Она вышла, но очень скоро вернулась, а вслед за ней элегантный молодой человек, одетый как официант самого престижного ресторана, катил небольшую тележку с выпивкой и легкой закуской. Расставив все на столике перед хозяйкой и ее гостем, он кивнул и удалился.
– Как хорошо обучен! – заметил Борис Петрович.
– Других не держим, – ответила Алла Геннадьевна. – А, вот, начинается.
Они расположились на диване.
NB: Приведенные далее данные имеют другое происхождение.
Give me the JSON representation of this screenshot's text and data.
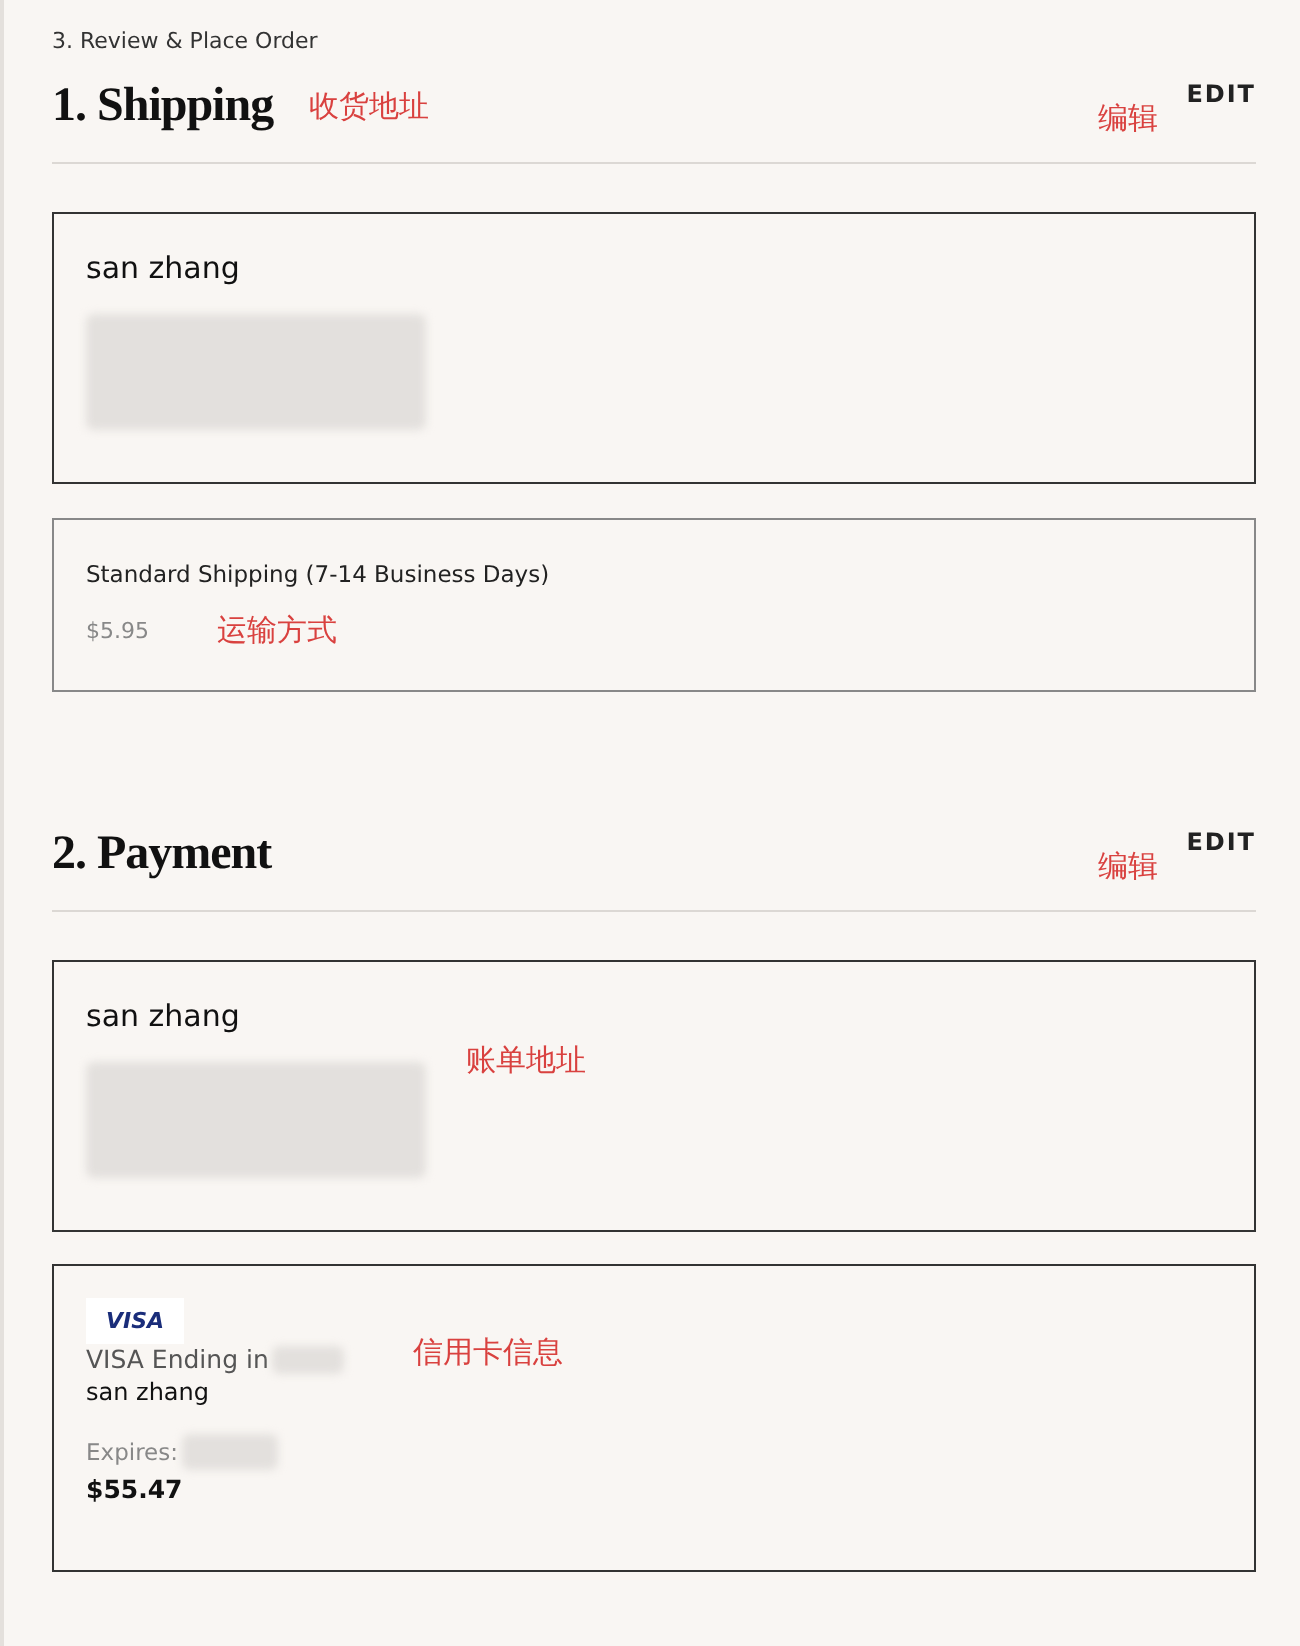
{
  "step_label": "3. Review & Place Order",
  "shipping": {
    "title": "1. Shipping",
    "annotation": "收货地址",
    "edit_annotation": "编辑",
    "edit": "EDIT",
    "address": {
      "name": "san zhang"
    },
    "method": {
      "name": "Standard Shipping (7-14 Business Days)",
      "price": "$5.95",
      "annotation": "运输方式"
    }
  },
  "payment": {
    "title": "2. Payment",
    "edit_annotation": "编辑",
    "edit": "EDIT",
    "address": {
      "name": "san zhang",
      "annotation": "账单地址"
    },
    "card": {
      "logo": "VISA",
      "ending": "VISA Ending in",
      "annotation": "信用卡信息",
      "holder": "san zhang",
      "expires": "Expires:",
      "amount": "$55.47"
    }
  }
}
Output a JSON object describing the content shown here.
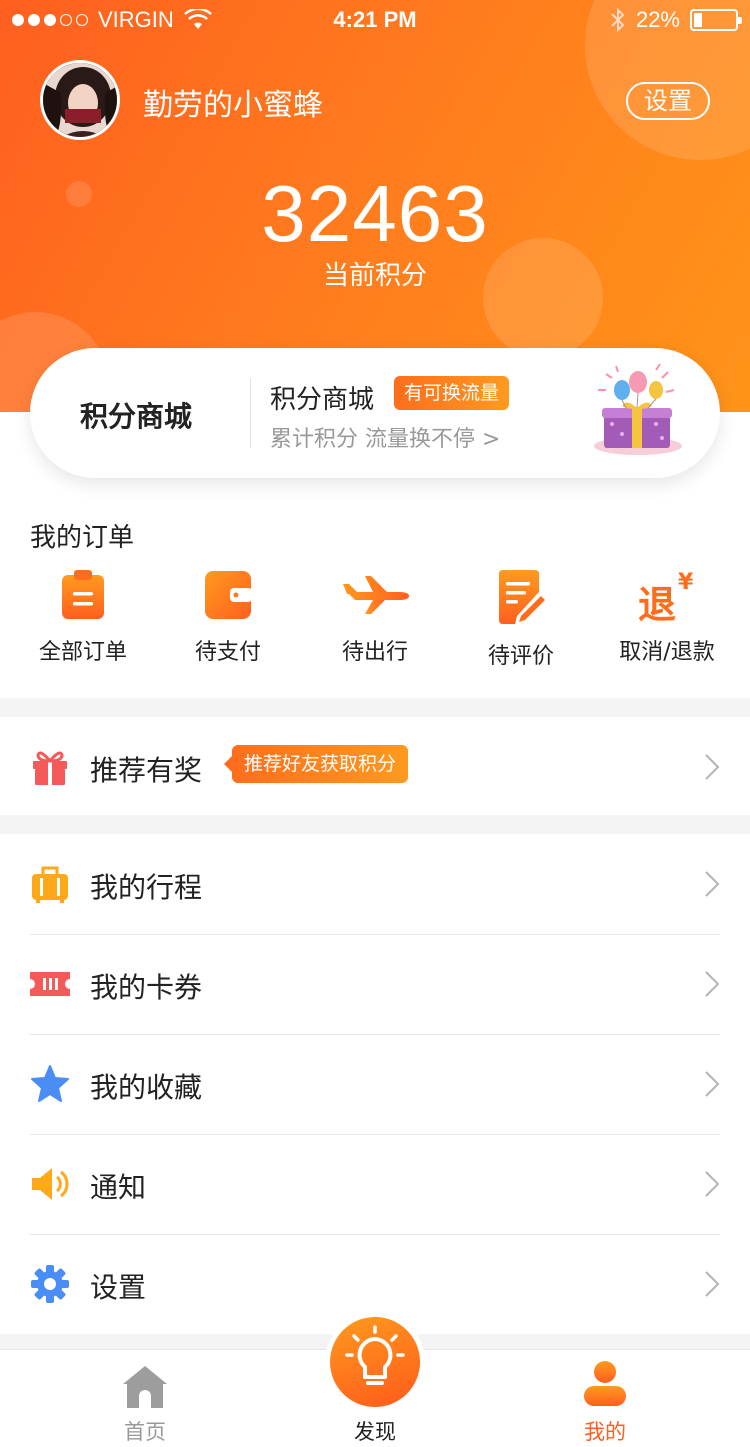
{
  "status_bar": {
    "carrier": "VIRGIN",
    "time": "4:21 PM",
    "battery": "22%"
  },
  "profile": {
    "username": "勤劳的小蜜蜂",
    "settings_label": "设置"
  },
  "points": {
    "value": "32463",
    "label": "当前积分"
  },
  "mall_card": {
    "left_title": "积分商城",
    "title": "积分商城",
    "tag": "有可换流量",
    "subtitle": "累计积分 流量换不停 >"
  },
  "orders": {
    "title": "我的订单",
    "items": [
      {
        "label": "全部订单",
        "icon": "clipboard-icon"
      },
      {
        "label": "待支付",
        "icon": "wallet-icon"
      },
      {
        "label": "待出行",
        "icon": "airplane-icon"
      },
      {
        "label": "待评价",
        "icon": "review-icon"
      },
      {
        "label": "取消/退款",
        "icon": "refund-icon",
        "glyph": "退",
        "currency": "¥"
      }
    ]
  },
  "reward": {
    "label": "推荐有奖",
    "tag": "推荐好友获取积分",
    "icon": "gift-icon"
  },
  "menu": [
    {
      "label": "我的行程",
      "icon": "luggage-icon"
    },
    {
      "label": "我的卡券",
      "icon": "ticket-icon"
    },
    {
      "label": "我的收藏",
      "icon": "star-icon"
    },
    {
      "label": "通知",
      "icon": "speaker-icon"
    },
    {
      "label": "设置",
      "icon": "gear-icon"
    }
  ],
  "tabbar": {
    "items": [
      {
        "label": "首页",
        "icon": "home-icon",
        "active": false
      },
      {
        "label": "发现",
        "icon": "lightbulb-icon",
        "active": false
      },
      {
        "label": "我的",
        "icon": "user-icon",
        "active": true
      }
    ]
  },
  "colors": {
    "accent": "#ff6d1c",
    "accent_light": "#ff9a1f",
    "active_tab": "#ff5f1f",
    "inactive_tab": "#999999",
    "star_blue": "#4a8df6",
    "ticket_red": "#f55a5a",
    "luggage_yellow": "#ffa81a"
  }
}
Борис Петрович налил хозяйке белого вина, себе водки из запотевшей бутылки.
– За дружбу? – не предложил, а спросил он, поднимая рюмку и заглядывая Раменской в глаза.
– За дружбу, – ответила она.
Началась передача. На протяжении получаса журналистка Людмила Бережная задавала вопросы преуспевающей бизнес-леди России Алле Геннадьевне Раменской. Та отвечала с располагающей улыбкой, лаконично и, казалось, искренне. Слушая интервью, Борис Петрович искоса поглядывал на женщину, сидевшую рядом. Он видел, как время от времени меняется ее лицо, становясь то холодным, то снова теплея. Когда все закончилось, он сказал:
– Честное слово, я получил удовольствие!
– В самом деле? Нет, я выглядела ужасно! Надо что-то делать с лицом, оно было каким-то неестественным, натянутым.
– Но вы же не актриса, в конце концов, – попытался ее успокоить Борис Петрович.
– Гм, актрисой я мечтала стать в далеком детстве… Как я любила Касаткину! А потом Варлей!
– А иностранных актрис? – спросил Борис Петрович.
– А кого мы тогда знали? По телевизору ведь кроме наших фильмов ничего не показывали. Я воспитывалась в советской семье в духе патриотизма.
– Это в вас осталось до сих пор, – подхватил вице-премьер. – Уж я-то знаю.
– Звучит, как легкая ирония.
– Что вы! Напротив, я сам вырос в той среде. Кстати, о патриотизме. Я ведь не случайно попросил вас о встрече.
– Да-да, слушаю вас, Борис Петрович, – откликнулась Алла Геннадьевна. – Вы не стесняйтесь, выпейте еще, если хотите. После напряженного дня… Я понимаю.
– Да, пожалуй, – согласился вице-премьер, налил себе еще одну рюмку и выпил, лихо запрокидывая голову.
Алла Геннадьевна переключила телевизор на другой канал, убавила звук.
– Так вот, – сказал Борис Петрович, дожевав бутерброд с икрой. – Я что хотел. У нас День победы приближается. Мы в правительстве постановление готовим о единовременной помощи ветеранам. Ну, вы понимаете…
– Сколько? – спросила Алла Геннадьевна.
– Всем поровну, чтоб по-честному было, – ответил вице-премьер.